As it happens, the new minister, whoever takes charge of superannuation in Sinodinos’ absence, should start by asking Treasury one simple question: “What is the Australian subsidy for super?”
They will soon discover that Treasury doesn’t know. In the Rudd-Gillard years, Treasury produced false figures, adding two amounts that they were warned not to add. Under Sinodinos, they produced the same figures, and although they didn’t add them, they didn’t warn journalists and commentators not to add them. As a result, uninformed media commentators are claiming superannuation costs $60 billion a year. The figure is probably only 10 per cent of that when you include the saving on government pensions, which Treasury ignores.

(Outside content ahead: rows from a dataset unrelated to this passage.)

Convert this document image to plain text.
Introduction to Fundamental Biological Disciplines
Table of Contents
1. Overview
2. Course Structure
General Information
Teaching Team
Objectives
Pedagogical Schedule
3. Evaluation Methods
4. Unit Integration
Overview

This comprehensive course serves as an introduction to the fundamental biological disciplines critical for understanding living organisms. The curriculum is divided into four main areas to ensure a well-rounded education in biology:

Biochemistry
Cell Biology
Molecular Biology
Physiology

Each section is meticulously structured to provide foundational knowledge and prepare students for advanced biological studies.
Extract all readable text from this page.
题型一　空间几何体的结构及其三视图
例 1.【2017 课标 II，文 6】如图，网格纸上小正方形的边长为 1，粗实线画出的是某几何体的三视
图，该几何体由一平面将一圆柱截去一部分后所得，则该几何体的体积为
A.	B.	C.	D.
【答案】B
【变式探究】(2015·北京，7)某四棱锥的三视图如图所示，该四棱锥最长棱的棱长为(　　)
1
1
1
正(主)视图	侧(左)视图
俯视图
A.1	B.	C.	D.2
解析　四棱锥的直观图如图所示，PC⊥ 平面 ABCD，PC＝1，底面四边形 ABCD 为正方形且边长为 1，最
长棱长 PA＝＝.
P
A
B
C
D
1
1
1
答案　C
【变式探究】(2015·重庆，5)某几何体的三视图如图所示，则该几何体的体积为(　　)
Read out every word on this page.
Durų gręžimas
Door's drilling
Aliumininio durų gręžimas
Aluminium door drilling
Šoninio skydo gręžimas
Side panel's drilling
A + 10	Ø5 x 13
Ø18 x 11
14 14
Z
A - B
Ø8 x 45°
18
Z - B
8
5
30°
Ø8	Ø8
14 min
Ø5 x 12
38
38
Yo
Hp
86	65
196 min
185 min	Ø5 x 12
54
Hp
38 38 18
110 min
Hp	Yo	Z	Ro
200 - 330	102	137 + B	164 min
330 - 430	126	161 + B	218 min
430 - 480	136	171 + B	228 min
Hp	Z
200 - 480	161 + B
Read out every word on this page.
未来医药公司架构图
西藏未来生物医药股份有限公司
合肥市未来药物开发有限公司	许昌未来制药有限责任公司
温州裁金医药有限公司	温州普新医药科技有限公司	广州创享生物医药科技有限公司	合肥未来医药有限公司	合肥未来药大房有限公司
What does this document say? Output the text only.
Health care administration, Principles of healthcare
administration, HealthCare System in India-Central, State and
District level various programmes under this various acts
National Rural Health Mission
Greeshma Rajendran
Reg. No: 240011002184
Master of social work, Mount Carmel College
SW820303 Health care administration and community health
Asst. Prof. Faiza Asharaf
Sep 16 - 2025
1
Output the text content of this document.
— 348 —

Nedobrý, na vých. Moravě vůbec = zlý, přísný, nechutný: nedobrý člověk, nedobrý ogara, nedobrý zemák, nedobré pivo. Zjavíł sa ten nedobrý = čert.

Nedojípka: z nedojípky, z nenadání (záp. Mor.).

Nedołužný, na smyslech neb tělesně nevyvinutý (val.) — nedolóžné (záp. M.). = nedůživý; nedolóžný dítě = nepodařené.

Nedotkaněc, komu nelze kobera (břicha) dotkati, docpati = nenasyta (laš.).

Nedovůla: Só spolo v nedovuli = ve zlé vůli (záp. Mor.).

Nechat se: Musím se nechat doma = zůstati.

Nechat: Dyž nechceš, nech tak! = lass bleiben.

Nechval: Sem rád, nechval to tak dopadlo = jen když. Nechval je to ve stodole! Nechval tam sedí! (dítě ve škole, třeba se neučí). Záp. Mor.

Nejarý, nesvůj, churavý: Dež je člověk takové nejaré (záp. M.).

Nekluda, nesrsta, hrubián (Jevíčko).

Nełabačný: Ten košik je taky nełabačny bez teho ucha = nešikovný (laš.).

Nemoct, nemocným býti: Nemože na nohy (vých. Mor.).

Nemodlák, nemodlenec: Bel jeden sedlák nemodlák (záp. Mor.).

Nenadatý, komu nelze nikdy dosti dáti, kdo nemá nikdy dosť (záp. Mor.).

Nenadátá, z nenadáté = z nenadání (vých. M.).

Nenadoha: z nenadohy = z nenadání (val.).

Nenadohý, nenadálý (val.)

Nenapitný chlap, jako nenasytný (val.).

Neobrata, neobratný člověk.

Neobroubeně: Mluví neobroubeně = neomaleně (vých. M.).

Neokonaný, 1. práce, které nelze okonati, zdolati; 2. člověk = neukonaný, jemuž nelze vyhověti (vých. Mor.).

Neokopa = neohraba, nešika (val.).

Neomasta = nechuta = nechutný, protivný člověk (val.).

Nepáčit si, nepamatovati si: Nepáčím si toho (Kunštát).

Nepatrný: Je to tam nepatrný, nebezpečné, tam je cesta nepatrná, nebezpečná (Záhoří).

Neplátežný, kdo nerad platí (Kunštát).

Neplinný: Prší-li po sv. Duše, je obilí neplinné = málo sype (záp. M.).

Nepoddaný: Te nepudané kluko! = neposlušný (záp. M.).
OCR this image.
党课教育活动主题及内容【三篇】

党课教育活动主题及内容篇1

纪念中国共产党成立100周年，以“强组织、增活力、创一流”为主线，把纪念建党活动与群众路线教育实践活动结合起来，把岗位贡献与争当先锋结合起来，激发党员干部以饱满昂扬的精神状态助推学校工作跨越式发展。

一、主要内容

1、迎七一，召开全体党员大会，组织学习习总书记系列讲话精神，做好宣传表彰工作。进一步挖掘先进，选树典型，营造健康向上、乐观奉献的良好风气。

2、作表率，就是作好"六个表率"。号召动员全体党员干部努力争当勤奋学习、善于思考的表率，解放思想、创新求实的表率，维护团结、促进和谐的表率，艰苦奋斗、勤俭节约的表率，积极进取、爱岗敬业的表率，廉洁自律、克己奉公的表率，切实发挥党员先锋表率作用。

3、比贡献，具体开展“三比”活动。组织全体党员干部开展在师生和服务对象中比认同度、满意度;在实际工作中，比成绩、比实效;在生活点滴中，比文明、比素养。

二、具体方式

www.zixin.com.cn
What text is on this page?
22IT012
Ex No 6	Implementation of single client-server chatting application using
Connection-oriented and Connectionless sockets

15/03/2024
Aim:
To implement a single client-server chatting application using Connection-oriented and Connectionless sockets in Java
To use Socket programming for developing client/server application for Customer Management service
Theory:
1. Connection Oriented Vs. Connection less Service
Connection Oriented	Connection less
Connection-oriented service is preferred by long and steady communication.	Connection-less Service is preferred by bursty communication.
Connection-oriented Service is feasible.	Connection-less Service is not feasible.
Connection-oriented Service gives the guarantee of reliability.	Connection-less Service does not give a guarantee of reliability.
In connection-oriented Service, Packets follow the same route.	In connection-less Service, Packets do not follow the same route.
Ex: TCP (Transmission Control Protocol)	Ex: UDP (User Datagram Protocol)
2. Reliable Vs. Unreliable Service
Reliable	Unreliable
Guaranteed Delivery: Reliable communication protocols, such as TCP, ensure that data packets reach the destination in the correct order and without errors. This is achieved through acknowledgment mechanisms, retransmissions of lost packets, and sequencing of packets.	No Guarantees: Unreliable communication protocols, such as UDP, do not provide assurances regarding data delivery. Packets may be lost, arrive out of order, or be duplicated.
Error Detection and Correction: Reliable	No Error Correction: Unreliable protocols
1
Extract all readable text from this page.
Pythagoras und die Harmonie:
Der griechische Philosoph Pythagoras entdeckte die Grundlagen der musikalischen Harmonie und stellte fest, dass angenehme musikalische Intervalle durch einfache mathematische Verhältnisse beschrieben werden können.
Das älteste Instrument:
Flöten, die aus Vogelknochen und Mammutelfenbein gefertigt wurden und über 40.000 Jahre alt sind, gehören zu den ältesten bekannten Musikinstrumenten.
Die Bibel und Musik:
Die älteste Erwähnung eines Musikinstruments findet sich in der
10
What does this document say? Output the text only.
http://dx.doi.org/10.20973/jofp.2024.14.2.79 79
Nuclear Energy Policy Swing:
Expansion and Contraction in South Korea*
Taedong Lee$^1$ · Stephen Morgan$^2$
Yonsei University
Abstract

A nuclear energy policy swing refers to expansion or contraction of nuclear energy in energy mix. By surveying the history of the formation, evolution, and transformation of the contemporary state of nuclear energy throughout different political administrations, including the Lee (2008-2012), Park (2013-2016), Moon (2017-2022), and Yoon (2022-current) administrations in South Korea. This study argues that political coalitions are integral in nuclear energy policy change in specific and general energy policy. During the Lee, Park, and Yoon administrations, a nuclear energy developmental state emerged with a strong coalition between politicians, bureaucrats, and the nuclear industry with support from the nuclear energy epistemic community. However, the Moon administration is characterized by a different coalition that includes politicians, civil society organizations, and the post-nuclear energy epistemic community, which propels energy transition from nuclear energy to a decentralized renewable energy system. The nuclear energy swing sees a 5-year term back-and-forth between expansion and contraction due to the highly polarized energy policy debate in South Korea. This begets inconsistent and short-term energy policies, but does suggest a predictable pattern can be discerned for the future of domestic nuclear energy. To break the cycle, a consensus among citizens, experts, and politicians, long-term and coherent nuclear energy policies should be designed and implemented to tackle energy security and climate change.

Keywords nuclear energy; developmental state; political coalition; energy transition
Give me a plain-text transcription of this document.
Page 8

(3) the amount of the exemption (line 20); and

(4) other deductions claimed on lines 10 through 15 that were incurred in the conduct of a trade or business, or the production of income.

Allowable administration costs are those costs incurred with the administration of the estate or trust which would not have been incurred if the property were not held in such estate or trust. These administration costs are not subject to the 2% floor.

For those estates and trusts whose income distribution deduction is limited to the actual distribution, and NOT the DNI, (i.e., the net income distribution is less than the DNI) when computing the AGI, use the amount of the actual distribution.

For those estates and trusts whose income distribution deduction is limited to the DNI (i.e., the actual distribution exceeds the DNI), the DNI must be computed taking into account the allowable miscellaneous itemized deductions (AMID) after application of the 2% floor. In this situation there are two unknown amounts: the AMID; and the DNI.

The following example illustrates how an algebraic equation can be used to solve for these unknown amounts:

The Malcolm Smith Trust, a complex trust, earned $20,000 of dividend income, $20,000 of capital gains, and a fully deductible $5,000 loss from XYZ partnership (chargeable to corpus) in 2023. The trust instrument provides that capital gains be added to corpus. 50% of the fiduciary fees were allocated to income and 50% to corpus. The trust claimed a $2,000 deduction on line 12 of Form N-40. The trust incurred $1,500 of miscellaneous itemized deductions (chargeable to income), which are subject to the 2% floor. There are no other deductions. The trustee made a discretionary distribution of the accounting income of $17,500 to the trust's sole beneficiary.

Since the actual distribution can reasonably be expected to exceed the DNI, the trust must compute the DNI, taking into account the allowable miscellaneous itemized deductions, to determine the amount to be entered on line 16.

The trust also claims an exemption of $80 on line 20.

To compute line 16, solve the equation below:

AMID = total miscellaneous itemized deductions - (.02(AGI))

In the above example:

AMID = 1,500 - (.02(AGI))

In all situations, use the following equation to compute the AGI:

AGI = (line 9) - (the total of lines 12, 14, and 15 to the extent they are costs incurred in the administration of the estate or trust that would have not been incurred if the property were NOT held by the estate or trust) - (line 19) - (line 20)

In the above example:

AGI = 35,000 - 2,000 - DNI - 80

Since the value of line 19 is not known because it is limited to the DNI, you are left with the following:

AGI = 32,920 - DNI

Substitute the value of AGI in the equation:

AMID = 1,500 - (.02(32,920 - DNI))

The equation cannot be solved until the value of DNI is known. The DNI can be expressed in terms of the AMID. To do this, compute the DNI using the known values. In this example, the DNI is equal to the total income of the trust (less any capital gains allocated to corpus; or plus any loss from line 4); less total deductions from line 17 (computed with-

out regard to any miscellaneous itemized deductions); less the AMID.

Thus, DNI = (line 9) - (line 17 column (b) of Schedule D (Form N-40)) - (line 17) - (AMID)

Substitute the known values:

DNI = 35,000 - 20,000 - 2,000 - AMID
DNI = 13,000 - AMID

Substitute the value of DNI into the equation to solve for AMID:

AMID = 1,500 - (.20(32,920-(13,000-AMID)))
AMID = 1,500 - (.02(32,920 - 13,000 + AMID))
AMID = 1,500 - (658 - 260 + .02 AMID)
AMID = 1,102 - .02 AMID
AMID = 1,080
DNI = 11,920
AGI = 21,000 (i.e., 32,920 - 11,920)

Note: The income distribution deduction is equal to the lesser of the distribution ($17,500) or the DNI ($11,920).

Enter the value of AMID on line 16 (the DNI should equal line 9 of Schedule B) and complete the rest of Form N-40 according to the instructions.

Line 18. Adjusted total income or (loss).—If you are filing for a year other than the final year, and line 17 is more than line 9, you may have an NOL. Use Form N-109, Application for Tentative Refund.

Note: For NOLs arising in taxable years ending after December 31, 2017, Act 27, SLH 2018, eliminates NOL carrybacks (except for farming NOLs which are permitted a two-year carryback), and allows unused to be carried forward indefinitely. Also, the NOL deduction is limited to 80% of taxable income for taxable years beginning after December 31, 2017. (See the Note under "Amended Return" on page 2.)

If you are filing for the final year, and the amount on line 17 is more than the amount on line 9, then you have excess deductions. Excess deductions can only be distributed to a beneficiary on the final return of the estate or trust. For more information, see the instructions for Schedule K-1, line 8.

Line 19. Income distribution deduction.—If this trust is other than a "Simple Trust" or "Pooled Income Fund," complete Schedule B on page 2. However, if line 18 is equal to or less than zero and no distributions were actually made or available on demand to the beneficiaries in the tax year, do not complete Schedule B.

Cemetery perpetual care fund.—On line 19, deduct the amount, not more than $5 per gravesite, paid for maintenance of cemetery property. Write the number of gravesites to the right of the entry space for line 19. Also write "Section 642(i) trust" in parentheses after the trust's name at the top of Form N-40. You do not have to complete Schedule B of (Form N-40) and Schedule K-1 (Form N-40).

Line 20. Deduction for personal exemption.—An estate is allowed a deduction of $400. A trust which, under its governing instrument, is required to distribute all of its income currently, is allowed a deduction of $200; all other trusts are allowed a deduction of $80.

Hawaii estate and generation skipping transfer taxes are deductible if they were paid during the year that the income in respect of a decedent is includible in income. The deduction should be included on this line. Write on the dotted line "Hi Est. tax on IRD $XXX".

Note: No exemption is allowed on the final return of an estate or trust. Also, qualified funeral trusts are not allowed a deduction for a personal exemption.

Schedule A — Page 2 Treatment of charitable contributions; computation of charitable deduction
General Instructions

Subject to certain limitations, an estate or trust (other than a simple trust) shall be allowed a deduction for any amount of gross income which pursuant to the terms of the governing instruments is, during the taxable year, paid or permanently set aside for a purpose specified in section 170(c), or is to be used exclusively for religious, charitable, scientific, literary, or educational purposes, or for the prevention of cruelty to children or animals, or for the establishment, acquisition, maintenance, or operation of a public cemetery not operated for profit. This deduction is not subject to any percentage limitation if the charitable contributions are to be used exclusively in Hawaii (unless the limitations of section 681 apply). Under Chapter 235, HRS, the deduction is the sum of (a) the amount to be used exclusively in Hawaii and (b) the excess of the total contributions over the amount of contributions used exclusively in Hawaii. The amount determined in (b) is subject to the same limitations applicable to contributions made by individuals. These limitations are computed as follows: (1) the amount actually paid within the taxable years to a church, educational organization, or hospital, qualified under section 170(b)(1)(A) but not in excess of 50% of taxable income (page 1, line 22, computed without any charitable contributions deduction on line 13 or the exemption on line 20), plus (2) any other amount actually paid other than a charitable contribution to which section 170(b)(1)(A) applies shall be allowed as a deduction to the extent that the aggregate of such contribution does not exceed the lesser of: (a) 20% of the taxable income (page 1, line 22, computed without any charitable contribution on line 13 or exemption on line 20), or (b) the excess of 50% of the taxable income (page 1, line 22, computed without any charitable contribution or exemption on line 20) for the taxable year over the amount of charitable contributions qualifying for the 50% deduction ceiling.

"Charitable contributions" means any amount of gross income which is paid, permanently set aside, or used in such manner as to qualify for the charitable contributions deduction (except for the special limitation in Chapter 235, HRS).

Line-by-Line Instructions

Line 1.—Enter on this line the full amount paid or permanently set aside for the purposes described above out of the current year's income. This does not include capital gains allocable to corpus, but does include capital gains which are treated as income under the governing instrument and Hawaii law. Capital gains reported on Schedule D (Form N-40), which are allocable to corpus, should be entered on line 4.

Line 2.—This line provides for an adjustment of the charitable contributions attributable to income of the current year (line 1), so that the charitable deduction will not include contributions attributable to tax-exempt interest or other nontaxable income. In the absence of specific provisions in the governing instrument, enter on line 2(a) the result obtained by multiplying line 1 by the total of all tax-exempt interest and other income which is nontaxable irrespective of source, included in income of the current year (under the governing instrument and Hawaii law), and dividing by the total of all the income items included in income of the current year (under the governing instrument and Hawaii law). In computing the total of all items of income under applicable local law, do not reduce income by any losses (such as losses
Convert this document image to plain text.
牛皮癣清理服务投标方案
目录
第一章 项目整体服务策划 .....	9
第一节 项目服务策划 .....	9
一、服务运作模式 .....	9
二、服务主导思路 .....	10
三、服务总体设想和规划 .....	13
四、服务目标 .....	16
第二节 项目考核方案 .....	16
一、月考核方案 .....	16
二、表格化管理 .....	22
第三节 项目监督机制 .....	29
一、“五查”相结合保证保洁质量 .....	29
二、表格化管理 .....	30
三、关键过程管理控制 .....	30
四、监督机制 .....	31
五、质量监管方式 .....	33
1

With Sinodinos sidelined, it’s likely that major super changes will be on hold until after the budget. By that time, better information will be available.
Arthur Sinodinos was one of the most promising new ministers in the Abbott government. Under pressure from the big institutions, he abandoned the previous government’s taxation on pension superannuation, which contributed to the current uncertainty.
And again, under pressure from banks and institutions, he plans on allowing them to charge commissions for advice. This was a dreadful mistake. Perhaps he was distracted by personal affairs. In any event, Sinodinos should have known better.
As Alan Kohler has previously pointed out, the way to charge for advice is on a cash basis. Most people of repute in the industry understand that. (Financial advisers don't want commissions, March 19.)